Dovrete fare due gol al Latina per la salvezza. Senza subirne.
“Esatto. Siamo stati per un periodo una squadra che ha fatto molti gol, abbiamo avuto un attacco buono, anche se purtroppo abbiamo la peggiore difesa, ma due gol credo che nel calcio si possano fare. Ci vuole molto equilibrio, molta attenzione, non bisogna aver fretta, e contiamo sul rientro di Godeas, sulla voglia di Motta, Gissi e Allegretti. Sono i giocatori che ci sono rimasti per dare più esperienza a questo gruppo”.

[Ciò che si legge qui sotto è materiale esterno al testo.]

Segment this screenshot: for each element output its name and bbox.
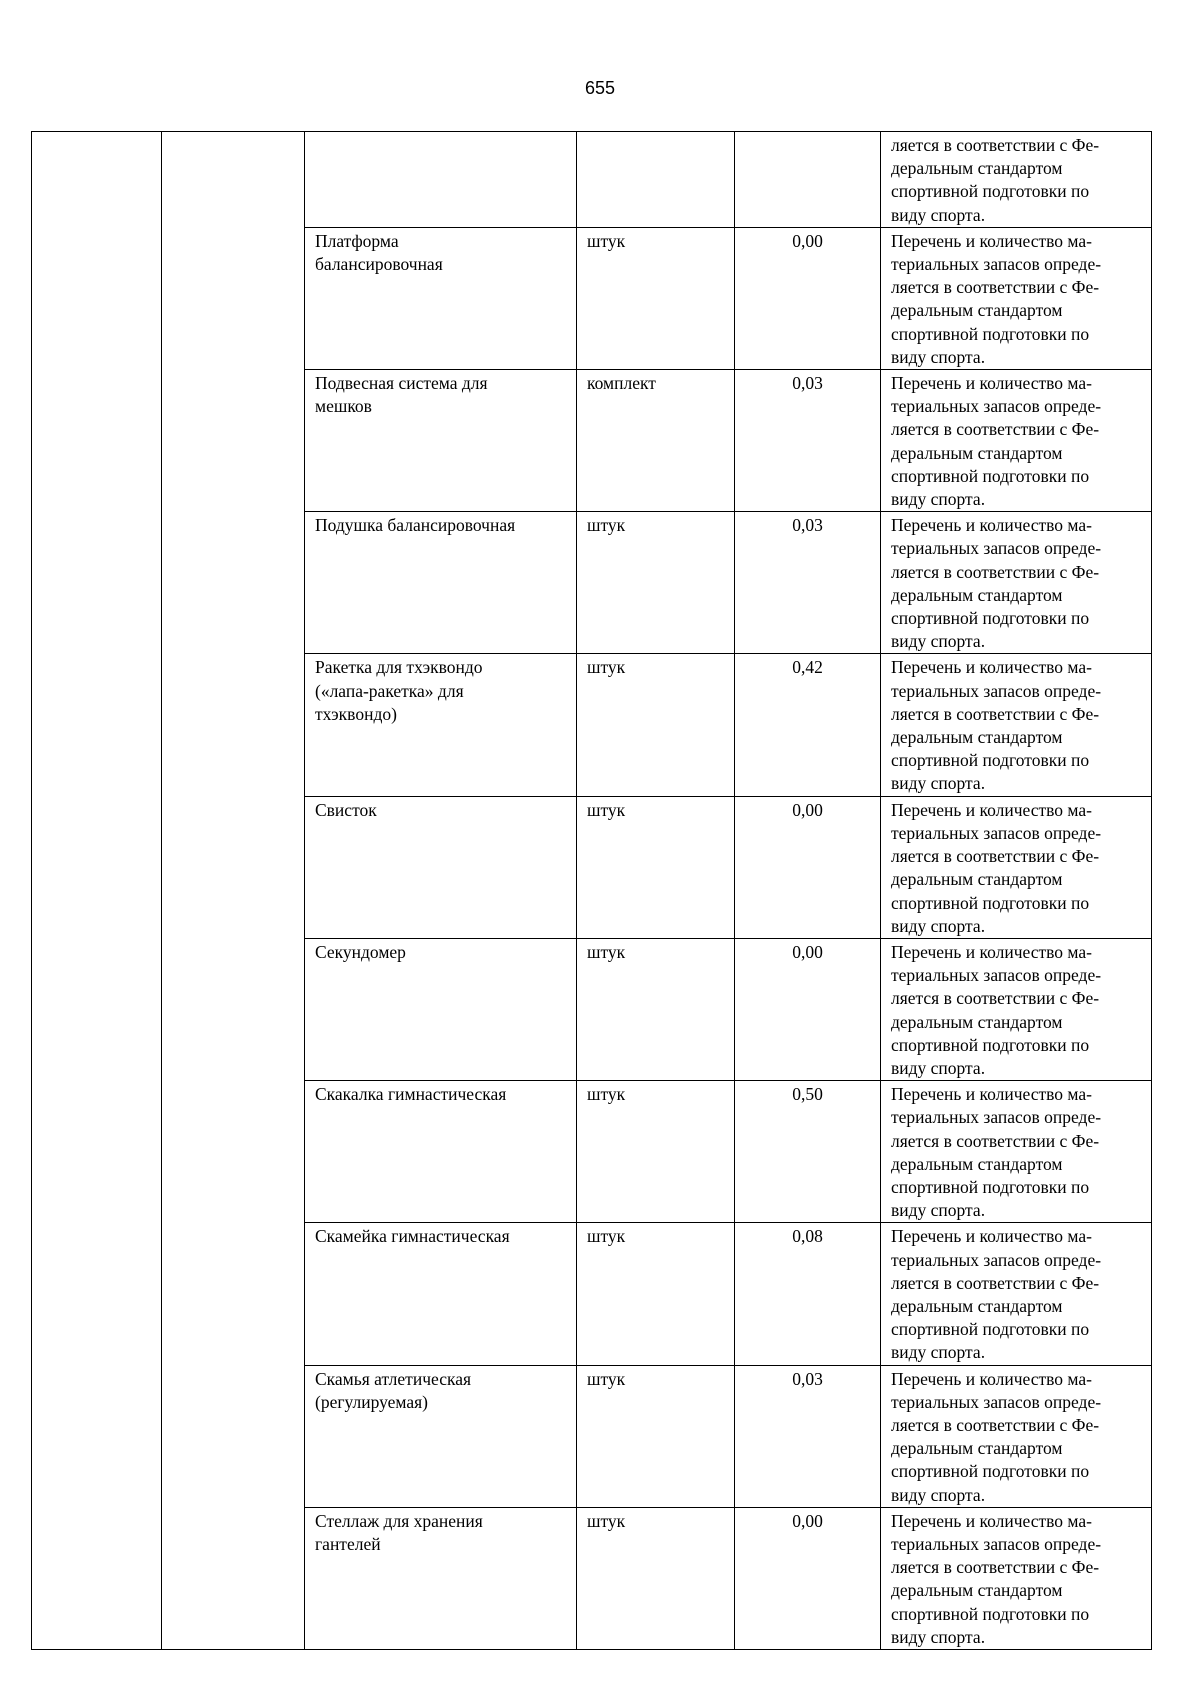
empty-cell-col1 — [32, 132, 162, 1650]
unit-cell — [577, 227, 735, 369]
item-name: Секундомер — [315, 941, 406, 962]
note-text: Перечень и количество ма- териальных запасов опреде- ляется в соответствии с Фе- деральным стандартом спортивной подготовки по виду спорта. — [891, 1226, 1102, 1363]
item-name-cell — [305, 1365, 577, 1507]
note-text: Перечень и количество ма- териальных запасов опреде- ляется в соответствии с Фе- деральным стандартом спортивной подготовки по виду спорта. — [891, 1368, 1102, 1505]
quantity-cell — [735, 227, 881, 369]
quantity-value: 0,00 — [792, 799, 823, 820]
quantity-value: 0,03 — [792, 373, 823, 394]
note-text: ляется в соответствии с Фе- деральным стандартом спортивной подготовки по виду спорта. — [891, 135, 1100, 225]
note-cell — [881, 654, 1152, 796]
unit-text: комплект — [587, 373, 656, 394]
quantity-cell — [735, 132, 881, 228]
quantity-cell — [735, 1223, 881, 1365]
item-name: Скакалка гимнастическая — [315, 1084, 507, 1105]
quantity-cell — [735, 796, 881, 938]
unit-cell — [577, 512, 735, 654]
note-cell — [881, 1223, 1152, 1365]
note-text: Перечень и количество ма- териальных запасов опреде- ляется в соответствии с Фе- деральным стандартом спортивной подготовки по виду спорта. — [891, 657, 1102, 794]
unit-cell — [577, 370, 735, 512]
unit-text: штук — [587, 1368, 626, 1389]
table-row-continued — [32, 132, 1152, 228]
unit-cell — [577, 1365, 735, 1507]
unit-cell — [577, 1081, 735, 1223]
note-text: Перечень и количество ма- териальных запасов опреде- ляется в соответствии с Фе- деральным стандартом спортивной подготовки по виду спорта. — [891, 799, 1102, 936]
unit-cell — [577, 132, 735, 228]
item-name: Скамейка гимнастическая — [315, 1226, 510, 1247]
equipment-table — [31, 131, 1152, 1650]
note-cell — [881, 1365, 1152, 1507]
quantity-value: 0,03 — [792, 1368, 823, 1389]
quantity-cell — [735, 938, 881, 1080]
note-cell — [881, 227, 1152, 369]
item-name-cell — [305, 938, 577, 1080]
note-text: Перечень и количество ма- териальных запасов опреде- ляется в соответствии с Фе- деральным стандартом спортивной подготовки по виду спорта. — [891, 1084, 1102, 1221]
item-name-cell — [305, 1081, 577, 1223]
unit-text: штук — [587, 799, 626, 820]
empty-cell-col2 — [162, 132, 305, 1650]
item-name-cell — [305, 512, 577, 654]
item-name-cell — [305, 132, 577, 228]
quantity-cell — [735, 512, 881, 654]
unit-text: штук — [587, 1084, 626, 1105]
note-cell — [881, 512, 1152, 654]
quantity-value: 0,00 — [792, 941, 823, 962]
item-name-cell — [305, 796, 577, 938]
unit-cell — [577, 1507, 735, 1649]
quantity-value: 0,50 — [792, 1084, 823, 1105]
note-cell — [881, 1507, 1152, 1649]
item-name-cell — [305, 227, 577, 369]
note-cell — [881, 370, 1152, 512]
note-text: Перечень и количество ма- териальных запасов опреде- ляется в соответствии с Фе- деральным стандартом спортивной подготовки по виду спорта. — [891, 373, 1102, 510]
unit-text: штук — [587, 1510, 626, 1531]
item-name: Свисток — [315, 799, 377, 820]
unit-cell — [577, 654, 735, 796]
quantity-cell — [735, 1365, 881, 1507]
unit-text: штук — [587, 657, 626, 678]
quantity-value: 0,42 — [792, 657, 823, 678]
note-text: Перечень и количество ма- териальных запасов опреде- ляется в соответствии с Фе- деральным стандартом спортивной подготовки по виду спорта. — [891, 230, 1102, 367]
note-text: Перечень и количество ма- териальных запасов опреде- ляется в соответствии с Фе- деральным стандартом спортивной подготовки по виду спорта. — [891, 941, 1102, 1078]
unit-cell — [577, 796, 735, 938]
page-number: 655 — [584, 78, 616, 98]
item-name-cell — [305, 370, 577, 512]
item-name: Подушка балансировочная — [315, 515, 516, 536]
note-cell — [881, 1081, 1152, 1223]
quantity-value: 0,00 — [792, 1510, 823, 1531]
item-name: Платформа балансировочная — [315, 230, 443, 275]
note-text: Перечень и количество ма- териальных запасов опреде- ляется в соответствии с Фе- деральным стандартом спортивной подготовки по виду спорта. — [891, 515, 1102, 652]
unit-text: штук — [587, 515, 626, 536]
quantity-cell — [735, 654, 881, 796]
unit-text: штук — [587, 941, 626, 962]
unit-cell — [577, 1223, 735, 1365]
note-cell — [881, 796, 1152, 938]
item-name-cell — [305, 1223, 577, 1365]
quantity-value: 0,08 — [792, 1226, 823, 1247]
quantity-value: 0,00 — [792, 230, 823, 251]
item-name: Подвесная система для мешков — [315, 373, 488, 417]
unit-cell — [577, 938, 735, 1080]
quantity-cell — [735, 1507, 881, 1649]
item-name: Скамья атлетическая (регулируемая) — [315, 1368, 472, 1412]
quantity-cell — [735, 370, 881, 512]
quantity-value: 0,03 — [792, 515, 823, 536]
unit-text: штук — [587, 1226, 626, 1247]
item-name: Стеллаж для хранения гантелей — [315, 1510, 483, 1554]
note-text: Перечень и количество ма- териальных запасов опреде- ляется в соответствии с Фе- деральным стандартом спортивной подготовки по виду спорта. — [891, 1510, 1102, 1647]
unit-text: штук — [587, 230, 626, 251]
item-name-cell — [305, 1507, 577, 1649]
quantity-cell — [735, 1081, 881, 1223]
note-cell — [881, 938, 1152, 1080]
item-name: Ракетка для тхэквондо («лапа-ракетка» для тхэквондо) — [315, 657, 483, 724]
item-name-cell — [305, 654, 577, 796]
note-cell — [881, 132, 1152, 228]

Potremmo parlare di qualcosa di più carino: nei trenta preconvocati del ct dell’Italia Prandelli c’è un ragazzo che lei fece debuttare quattro anni fa tra i professionisti, quel Marco Verratti che oggi è un pilastro del Pescara. Aveva quasi 16 anni all’epoca.

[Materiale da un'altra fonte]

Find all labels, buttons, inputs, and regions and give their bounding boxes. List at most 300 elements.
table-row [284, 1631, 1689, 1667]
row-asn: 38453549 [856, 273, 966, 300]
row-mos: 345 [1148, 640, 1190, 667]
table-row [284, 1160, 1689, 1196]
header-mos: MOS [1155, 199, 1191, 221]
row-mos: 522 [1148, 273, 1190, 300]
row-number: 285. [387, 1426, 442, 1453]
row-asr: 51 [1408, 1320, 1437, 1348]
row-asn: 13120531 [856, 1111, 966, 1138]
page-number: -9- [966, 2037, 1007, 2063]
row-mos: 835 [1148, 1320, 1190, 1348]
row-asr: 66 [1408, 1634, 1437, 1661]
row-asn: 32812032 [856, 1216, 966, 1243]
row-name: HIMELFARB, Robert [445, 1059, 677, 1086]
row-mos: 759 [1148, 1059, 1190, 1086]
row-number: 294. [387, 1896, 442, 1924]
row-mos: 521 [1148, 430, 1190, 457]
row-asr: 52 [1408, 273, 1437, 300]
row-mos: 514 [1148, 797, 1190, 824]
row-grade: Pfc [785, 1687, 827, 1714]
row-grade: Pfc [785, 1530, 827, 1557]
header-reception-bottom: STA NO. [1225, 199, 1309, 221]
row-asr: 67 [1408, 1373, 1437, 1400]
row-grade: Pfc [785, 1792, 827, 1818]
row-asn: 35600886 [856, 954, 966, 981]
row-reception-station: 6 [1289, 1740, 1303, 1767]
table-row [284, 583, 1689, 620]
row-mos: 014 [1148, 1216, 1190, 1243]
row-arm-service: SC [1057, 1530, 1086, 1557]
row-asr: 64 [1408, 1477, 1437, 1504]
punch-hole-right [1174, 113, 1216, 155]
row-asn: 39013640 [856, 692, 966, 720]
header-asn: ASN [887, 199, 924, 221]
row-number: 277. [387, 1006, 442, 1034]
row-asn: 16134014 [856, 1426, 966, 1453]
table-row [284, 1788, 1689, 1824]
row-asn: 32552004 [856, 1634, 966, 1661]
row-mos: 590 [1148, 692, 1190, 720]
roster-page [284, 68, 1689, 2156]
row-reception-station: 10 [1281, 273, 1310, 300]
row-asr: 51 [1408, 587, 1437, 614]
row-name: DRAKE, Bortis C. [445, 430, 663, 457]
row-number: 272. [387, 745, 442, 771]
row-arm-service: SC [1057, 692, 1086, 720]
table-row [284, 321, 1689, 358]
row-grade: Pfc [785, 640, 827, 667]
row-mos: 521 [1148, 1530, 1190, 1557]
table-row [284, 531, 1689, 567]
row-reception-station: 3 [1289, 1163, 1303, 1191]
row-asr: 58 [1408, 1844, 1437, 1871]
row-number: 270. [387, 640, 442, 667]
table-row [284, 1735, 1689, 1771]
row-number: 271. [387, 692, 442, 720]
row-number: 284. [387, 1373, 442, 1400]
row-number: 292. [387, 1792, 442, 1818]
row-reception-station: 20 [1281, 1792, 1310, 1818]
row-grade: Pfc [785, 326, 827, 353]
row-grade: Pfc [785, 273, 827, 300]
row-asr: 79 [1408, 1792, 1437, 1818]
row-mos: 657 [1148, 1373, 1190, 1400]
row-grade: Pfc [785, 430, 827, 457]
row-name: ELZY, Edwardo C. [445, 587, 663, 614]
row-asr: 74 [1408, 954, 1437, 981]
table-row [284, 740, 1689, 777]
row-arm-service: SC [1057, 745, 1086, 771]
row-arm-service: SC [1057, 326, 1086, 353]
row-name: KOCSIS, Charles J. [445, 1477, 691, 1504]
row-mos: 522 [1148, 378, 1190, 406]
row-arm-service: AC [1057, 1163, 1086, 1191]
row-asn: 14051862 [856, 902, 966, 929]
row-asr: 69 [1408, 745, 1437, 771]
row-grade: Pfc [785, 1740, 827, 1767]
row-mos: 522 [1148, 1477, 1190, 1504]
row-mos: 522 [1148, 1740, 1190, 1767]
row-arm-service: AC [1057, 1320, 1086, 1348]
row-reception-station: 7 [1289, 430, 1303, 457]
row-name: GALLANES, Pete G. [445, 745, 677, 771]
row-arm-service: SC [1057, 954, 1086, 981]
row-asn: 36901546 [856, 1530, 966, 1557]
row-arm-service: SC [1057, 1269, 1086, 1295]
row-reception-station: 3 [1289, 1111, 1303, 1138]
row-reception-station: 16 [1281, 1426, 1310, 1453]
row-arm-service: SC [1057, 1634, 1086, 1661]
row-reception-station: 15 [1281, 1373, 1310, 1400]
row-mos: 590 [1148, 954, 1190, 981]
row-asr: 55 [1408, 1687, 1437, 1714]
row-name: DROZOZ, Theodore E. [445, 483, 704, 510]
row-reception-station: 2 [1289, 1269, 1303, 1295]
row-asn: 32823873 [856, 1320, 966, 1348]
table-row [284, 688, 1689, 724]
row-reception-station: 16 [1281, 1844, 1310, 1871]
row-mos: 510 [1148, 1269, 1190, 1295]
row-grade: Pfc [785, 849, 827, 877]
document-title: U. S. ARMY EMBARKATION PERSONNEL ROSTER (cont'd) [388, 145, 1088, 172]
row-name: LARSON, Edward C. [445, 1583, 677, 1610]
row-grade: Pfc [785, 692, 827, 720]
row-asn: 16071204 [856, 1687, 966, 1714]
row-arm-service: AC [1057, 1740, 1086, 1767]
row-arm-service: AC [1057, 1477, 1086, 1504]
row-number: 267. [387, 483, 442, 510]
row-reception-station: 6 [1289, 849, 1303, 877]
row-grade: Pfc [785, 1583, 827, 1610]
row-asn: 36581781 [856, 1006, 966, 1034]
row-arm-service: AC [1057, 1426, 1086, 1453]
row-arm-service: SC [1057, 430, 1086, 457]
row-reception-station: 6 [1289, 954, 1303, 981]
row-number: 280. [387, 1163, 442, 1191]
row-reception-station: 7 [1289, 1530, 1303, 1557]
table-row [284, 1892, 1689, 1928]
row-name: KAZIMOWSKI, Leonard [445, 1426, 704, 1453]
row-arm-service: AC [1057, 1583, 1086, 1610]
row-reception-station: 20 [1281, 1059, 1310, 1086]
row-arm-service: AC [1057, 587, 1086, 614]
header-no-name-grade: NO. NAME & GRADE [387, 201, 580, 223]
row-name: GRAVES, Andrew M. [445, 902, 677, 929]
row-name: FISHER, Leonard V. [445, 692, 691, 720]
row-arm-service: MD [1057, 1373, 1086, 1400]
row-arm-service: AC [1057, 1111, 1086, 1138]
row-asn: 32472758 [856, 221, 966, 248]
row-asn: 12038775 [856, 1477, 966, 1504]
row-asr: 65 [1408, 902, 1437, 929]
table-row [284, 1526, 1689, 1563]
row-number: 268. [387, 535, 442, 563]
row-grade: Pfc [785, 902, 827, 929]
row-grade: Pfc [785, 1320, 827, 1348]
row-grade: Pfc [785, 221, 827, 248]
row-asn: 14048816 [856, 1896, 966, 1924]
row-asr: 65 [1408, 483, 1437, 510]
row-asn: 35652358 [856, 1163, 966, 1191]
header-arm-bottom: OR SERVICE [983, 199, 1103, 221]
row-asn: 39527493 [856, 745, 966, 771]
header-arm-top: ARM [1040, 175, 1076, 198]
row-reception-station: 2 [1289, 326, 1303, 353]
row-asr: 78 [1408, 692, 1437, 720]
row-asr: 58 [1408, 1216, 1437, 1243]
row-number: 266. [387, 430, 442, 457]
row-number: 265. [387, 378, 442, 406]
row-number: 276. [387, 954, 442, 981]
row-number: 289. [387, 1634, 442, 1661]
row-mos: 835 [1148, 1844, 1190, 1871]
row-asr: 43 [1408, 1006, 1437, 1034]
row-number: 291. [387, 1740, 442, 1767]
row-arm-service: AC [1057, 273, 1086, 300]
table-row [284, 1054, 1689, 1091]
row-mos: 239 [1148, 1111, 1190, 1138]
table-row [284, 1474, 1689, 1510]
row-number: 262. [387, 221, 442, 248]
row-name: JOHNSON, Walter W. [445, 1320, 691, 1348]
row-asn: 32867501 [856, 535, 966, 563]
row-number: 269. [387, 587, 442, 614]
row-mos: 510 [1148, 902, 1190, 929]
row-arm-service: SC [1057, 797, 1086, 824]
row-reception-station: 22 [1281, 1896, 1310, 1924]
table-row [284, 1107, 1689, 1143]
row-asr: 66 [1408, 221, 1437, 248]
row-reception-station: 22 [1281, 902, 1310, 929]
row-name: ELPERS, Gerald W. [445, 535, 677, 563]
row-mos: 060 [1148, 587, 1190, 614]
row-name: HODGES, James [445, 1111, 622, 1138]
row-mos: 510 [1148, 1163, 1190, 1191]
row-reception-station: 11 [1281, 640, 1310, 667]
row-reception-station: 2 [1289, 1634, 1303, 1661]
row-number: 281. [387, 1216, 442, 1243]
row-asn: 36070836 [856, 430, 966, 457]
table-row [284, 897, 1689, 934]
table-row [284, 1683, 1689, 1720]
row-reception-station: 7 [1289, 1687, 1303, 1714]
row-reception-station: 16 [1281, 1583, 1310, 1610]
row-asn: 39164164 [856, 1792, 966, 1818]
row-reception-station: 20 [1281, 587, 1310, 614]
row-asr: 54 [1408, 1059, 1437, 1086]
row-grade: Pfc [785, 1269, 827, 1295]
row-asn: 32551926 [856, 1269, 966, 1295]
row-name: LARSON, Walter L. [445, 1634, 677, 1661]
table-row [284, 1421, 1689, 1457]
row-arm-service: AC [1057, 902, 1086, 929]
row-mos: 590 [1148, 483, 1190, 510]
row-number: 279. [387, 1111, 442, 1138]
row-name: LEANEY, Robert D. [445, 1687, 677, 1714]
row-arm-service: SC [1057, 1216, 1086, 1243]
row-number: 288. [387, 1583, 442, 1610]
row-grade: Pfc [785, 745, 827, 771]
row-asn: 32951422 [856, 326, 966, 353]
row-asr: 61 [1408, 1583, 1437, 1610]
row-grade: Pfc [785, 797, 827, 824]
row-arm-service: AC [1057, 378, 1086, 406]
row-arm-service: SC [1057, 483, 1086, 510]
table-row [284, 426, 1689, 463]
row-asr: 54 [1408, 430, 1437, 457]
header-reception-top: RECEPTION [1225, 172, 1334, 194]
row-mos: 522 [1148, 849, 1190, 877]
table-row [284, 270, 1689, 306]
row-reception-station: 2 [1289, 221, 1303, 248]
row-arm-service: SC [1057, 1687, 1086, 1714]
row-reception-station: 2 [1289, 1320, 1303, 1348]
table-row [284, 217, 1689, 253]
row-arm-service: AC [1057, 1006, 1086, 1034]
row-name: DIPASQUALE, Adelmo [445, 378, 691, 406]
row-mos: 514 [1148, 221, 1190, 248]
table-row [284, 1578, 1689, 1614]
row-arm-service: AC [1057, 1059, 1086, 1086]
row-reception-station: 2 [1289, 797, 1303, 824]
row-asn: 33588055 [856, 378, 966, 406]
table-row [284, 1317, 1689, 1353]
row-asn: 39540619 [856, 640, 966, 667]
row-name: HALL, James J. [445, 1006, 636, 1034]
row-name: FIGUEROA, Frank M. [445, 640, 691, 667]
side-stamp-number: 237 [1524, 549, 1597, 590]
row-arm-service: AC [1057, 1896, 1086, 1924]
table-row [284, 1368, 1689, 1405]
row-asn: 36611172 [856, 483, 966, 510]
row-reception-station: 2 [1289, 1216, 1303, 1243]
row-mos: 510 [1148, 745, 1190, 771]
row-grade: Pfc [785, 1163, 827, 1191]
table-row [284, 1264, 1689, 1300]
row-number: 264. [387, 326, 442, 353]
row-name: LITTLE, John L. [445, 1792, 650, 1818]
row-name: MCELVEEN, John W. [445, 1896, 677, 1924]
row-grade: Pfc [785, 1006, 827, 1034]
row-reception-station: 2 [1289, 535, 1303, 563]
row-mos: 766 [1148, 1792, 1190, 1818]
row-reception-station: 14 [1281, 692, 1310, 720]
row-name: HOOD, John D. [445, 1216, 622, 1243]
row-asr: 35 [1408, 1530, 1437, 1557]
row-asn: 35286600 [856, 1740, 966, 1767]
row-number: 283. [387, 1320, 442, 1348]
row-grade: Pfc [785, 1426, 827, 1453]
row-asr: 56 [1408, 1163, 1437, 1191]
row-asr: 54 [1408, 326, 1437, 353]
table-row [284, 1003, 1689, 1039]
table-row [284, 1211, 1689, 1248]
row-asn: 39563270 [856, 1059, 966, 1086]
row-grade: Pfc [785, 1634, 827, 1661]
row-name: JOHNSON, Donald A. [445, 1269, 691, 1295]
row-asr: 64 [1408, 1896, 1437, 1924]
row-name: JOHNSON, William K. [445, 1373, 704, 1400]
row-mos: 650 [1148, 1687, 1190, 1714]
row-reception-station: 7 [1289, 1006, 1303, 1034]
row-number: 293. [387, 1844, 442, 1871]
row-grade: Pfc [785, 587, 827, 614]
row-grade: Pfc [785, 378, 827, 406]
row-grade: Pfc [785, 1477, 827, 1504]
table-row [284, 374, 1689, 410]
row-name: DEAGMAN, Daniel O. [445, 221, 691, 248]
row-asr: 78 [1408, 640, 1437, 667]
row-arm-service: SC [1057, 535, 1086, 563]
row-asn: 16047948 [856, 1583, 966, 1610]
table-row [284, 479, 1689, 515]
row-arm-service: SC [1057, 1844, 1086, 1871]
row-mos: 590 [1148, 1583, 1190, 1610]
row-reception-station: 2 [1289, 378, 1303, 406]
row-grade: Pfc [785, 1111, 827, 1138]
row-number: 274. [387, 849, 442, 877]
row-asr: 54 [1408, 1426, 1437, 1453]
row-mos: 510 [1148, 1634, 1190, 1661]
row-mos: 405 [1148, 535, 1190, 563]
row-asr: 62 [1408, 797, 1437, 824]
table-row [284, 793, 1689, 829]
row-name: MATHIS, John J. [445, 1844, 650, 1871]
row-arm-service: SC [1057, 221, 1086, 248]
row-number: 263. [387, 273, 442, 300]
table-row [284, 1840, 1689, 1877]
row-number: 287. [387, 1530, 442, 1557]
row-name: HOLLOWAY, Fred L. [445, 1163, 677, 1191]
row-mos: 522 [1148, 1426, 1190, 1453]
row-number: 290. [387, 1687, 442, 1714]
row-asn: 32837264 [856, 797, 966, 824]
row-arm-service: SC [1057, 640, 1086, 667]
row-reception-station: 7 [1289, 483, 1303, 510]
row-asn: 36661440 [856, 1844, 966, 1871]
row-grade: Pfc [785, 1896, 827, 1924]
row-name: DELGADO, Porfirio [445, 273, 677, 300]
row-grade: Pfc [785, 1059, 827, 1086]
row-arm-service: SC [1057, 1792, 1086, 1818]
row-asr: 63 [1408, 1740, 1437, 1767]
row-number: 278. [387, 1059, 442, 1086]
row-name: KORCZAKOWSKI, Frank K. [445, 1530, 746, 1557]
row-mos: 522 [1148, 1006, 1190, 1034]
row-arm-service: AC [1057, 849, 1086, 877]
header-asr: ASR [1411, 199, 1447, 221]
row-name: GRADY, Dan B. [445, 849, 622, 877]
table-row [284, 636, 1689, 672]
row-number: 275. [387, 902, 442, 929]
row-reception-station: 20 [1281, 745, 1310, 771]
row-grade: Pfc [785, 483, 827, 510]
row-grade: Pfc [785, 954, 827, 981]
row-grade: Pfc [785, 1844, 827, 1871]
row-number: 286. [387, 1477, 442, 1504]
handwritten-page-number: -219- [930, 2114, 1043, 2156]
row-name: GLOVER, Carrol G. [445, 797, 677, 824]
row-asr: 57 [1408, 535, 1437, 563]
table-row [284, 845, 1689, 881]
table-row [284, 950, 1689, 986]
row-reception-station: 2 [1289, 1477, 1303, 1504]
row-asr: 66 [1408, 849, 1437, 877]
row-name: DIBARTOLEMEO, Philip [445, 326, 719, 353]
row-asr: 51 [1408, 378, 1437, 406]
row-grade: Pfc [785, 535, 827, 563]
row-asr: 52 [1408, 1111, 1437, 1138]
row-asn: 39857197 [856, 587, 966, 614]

“E’ vero. La Serie A raggiunta dal Pescara mi ha reso felice perché ho rivissuto i sei mesi che ho trascorso io. Fu anche quello un periodo concluso con un fallimento totale, il gruppo cercava di fare le cose fatte per bene, e c’era questo ragazzino della Berretti di cui si parlava positivamente. Verratti lo feci debuttare in Coppa contro l’Albinoleffe, non aveva neanche sedici anni e non c’erano dubbi su di lui. È un giocatore tignoso, con una grande personalità, sa giocare anche senza palla, e sono orgogliosissimo di averlo fatto esordire”.
Verratti può partecipare all’Europeo?
“Sarei molto felice di vederlo in questa manifestazione, non perché mi sento legato, ma perché credo che abbia le qualità. Questo è un discorso che lascia il tempo che trova: spetta a Cesare Prandelli decidere, e credo che abbia le idee ben chiare. Per il futuro ci scommetterei che Verratti possa diventare un punto di riferimento per la Nazionale”.
Torniamo alla Triestina: domenica ci saranno gli ultimi novanta minuti del campionato. Lei ha fatto tanti sacrifici per la causa, ma non rimarrebbe a Trieste in presenza di un programma serio e di una società stabile?
“Il primo obiettivo è cercare di recuperare tutto quello che serve per ribaltare una situazione come quella dell’andata. Sarebbe una grande gratificazione per la squadra, i componenti dello staff, e il curatore fallimentare Turazza. Credo che un futuro la Triestina ce lo avrà: non merita sicuramente di retrocedere. È una questione d’orgoglio: noi abbiamo rinunciato a soldi, ci siamo decurtati lo stipendio, ci siamo arrangiati in tutto e dovunque, occorre qualcuno che dia solidità. È quello che è stato fatto col Pescara: in un paio d’anni è diventato un’ottima società ed è arrivato in Serie A. Questo è il mio augurio che ho fatto alla Triestina. Io dopo quello che ho vissuto quest’anno ho le idee chiare per quello che servirebbe, ma mi piacerebbe salvare la squadra e portarla in Serie B. Mi piacerebbe essere io l’artefice, ma ci sarà tempo per pensare al futuro: dobbiamo prima salvare la Triestina”.